Terminaron de guardar todo y Galilea se quedó parada con la mirada en el piso mientras Adrián la observaba por un momento.

— ¿Qué voy a hacer contigo? — Dijo en voz baja, más bien para sí mismo.

La joven no respondió nada, pero se ruborizó totalmente.

— Acércate. — Dijo Adrián.

Ella dudó un momento, pero se acercó un poco.

— Más. — Insistió el hombre. — Ven junto a mí.

La joven lo hizo. Él acarició su rostro suavemente.

— ¿Dices que ahora soy tu dueño?

Ella sólo asintió sin levantar la vista.

Adrián siguió acariciando su mejilla notando cómo ella se estremecía… De miedo.

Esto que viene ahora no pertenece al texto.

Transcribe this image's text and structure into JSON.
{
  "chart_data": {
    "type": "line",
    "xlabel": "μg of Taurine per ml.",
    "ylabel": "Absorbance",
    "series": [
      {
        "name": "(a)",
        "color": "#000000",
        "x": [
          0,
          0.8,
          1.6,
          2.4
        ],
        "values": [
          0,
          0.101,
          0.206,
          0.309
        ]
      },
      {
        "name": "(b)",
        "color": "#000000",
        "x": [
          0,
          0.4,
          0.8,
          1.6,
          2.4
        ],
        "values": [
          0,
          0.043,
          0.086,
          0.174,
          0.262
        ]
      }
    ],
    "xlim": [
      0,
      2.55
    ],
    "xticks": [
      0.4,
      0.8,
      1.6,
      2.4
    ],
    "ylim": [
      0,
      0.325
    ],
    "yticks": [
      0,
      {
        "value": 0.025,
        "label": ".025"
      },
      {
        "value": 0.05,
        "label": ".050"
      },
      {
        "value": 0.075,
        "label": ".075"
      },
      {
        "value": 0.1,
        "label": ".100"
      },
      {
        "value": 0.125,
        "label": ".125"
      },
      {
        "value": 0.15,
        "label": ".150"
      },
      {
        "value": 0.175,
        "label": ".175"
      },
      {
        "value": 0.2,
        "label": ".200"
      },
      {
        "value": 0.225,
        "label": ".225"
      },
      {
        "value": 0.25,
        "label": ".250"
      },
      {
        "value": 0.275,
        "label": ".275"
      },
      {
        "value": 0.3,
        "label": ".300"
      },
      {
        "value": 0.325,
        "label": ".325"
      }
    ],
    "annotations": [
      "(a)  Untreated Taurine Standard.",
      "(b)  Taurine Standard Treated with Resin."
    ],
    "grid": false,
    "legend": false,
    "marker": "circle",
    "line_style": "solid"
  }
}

Sopesó las circunstancias. Tener a esa joven a su disposición era una tentación muy grande, pero él no era un hijo de puta ni iba a abusar de ella. La compró porque vio la desesperación en sus ojos y no quería que acabara en la cantina o en el burdel prostituyéndose. Ninguna mujer merecía ese destino.